I finally gave up trying to figure it out and contacted American Express Warranty service, described the problem with what my attempted corrections had been and they agreed to send it in for repairs. Now I face my second problem, the service repair shop they use is a local PC store that has a store about 10 miles from home; however, the store they use for warranty work is located about 70 miles from my home. No problem, I could just run it down there myself and have them fix it while I wait and I would be back in the chase. I neglected to think about the fact that I would have to drop it off and leave it with them for who knows how long before they could get to it, diagnose it, repair it, and return it. On second thought, send me the shipping instructions.

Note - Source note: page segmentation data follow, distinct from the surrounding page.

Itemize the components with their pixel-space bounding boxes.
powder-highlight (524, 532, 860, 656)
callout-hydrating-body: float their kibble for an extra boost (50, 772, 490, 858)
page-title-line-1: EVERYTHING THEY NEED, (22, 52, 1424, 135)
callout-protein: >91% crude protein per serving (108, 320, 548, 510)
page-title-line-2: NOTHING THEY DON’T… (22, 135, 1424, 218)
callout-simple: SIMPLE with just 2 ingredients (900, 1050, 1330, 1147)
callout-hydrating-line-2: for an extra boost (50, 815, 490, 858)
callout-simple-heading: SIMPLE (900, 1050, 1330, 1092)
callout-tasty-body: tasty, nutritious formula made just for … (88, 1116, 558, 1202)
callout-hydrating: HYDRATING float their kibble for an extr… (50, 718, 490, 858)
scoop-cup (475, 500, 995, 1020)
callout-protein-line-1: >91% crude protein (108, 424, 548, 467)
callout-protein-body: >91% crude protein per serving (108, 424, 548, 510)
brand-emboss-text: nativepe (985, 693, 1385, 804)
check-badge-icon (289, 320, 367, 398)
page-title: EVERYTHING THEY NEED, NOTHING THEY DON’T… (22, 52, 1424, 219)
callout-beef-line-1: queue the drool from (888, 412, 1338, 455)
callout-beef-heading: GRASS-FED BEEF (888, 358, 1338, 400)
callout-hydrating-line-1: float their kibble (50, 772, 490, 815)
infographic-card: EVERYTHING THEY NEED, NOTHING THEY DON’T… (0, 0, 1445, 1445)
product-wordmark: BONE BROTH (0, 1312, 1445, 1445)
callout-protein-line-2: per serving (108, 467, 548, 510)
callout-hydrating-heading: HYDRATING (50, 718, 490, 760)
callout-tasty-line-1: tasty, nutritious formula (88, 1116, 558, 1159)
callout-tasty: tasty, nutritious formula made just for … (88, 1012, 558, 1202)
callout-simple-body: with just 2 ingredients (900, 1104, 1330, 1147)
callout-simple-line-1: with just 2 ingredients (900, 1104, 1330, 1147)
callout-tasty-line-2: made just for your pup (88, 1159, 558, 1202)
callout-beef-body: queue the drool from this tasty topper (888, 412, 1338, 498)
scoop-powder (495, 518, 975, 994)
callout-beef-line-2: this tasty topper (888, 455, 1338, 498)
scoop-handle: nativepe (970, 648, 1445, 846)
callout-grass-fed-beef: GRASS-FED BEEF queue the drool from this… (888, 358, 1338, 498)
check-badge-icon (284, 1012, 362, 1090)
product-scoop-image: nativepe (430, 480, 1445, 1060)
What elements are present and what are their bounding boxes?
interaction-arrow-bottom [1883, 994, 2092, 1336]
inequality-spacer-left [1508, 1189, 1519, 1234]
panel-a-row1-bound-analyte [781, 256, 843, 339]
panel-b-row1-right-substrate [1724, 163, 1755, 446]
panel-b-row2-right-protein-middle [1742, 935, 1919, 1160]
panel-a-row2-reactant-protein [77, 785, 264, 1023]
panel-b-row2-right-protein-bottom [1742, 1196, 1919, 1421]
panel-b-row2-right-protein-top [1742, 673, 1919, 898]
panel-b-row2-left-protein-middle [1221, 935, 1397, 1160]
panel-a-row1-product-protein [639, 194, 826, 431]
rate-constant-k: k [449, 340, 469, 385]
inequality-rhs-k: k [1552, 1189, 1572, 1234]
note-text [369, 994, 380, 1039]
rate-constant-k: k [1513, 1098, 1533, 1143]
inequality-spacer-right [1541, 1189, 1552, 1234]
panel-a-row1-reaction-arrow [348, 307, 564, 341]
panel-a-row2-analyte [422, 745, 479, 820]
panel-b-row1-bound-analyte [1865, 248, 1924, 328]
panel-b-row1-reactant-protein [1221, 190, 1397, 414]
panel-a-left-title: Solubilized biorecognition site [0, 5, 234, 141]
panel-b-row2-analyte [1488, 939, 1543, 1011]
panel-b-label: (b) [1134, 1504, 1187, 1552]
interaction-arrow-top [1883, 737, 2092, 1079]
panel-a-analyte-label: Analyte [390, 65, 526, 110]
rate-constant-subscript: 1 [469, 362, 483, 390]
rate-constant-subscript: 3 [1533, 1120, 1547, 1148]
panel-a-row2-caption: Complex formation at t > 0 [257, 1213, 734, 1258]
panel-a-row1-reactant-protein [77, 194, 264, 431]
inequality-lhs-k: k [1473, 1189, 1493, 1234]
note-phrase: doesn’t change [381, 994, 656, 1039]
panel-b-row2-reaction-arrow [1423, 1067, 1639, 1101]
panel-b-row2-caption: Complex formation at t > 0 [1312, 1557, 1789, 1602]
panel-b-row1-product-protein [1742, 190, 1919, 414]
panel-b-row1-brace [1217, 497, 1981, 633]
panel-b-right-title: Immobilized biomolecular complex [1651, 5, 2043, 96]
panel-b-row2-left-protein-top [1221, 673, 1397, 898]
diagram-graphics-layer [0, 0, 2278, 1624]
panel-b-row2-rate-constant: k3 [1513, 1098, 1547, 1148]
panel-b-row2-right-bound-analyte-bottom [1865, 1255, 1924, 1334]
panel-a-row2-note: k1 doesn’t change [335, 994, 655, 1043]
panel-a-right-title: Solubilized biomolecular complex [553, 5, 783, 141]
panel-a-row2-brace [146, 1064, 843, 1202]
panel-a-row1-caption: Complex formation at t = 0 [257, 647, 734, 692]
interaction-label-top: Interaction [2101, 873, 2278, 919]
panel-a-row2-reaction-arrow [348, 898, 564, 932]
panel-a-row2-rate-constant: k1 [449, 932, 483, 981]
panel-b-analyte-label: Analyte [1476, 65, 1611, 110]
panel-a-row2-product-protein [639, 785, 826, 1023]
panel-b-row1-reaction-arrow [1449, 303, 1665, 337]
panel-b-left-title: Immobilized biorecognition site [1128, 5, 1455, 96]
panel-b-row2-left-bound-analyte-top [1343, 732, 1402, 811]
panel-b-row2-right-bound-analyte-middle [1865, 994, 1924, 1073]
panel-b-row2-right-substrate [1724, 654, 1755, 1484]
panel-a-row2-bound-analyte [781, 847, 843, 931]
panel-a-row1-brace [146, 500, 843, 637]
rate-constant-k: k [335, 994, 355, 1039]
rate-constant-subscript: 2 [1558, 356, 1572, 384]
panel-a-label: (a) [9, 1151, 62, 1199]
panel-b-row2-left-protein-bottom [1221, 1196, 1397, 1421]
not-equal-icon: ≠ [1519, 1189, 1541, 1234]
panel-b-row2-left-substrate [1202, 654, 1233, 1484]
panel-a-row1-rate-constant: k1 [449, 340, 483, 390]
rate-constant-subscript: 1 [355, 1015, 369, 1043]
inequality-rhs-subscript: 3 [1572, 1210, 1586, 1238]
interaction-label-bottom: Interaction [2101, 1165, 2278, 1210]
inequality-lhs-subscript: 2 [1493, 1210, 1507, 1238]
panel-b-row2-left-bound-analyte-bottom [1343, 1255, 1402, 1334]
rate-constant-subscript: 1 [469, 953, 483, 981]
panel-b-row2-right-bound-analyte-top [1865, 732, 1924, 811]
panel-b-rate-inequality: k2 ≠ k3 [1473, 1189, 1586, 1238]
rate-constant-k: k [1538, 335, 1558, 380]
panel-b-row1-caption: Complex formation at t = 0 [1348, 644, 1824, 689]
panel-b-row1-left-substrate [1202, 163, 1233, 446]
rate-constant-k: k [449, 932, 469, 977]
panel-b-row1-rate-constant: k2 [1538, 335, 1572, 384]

Ah yes, the shipping instructions. They were sent fairly quickly…to my e-mail account…that is accessed through the internet…by… (I think you got ahead of me on this one)…my broken computer. O.K. the internet is everywhere and so that wasn’t as big a problem as it might have been but still one I had to work through. The next problem was slightly bigger.

The instructions said to take the shipping slip to the local UPS store, they would box it and ship it for you, all you needed to bring was the box, power cord, back up operating system software, and the signed authorization letter for the local PC store to do the work. On this signed letter was a place to enter your description of the problem and a paragraph warning of the chance that through the repair of the computer it may be necessary to do a rebuild of the system, in other words wipe out everything on the computer and start all over with a fresh load of the operating system and this my friends means that any files and photos you had loaded on your computer that didn’t reside in another spot would be lost forever.

Now you would think that someone that has had this much problem with their computer would know enough to have backed everything up (and at this point probably several times a day) and you would be right…except for the several times a day. I couldn’t remember when the last time I had done a back up so I wasn’t sure where to begin and I knew I had a lot of photos…a lot of photos which means a lot of backup space was required. That shouldn’t be a problem as I had plenty of CDs and DVDs with which to do this but it would be a lot more convenient to get one of those new portable backup drives, plug it in and let it do it all in one big sweep. Now which one do I get, how big should it be and how much should it cost? Back to Costco.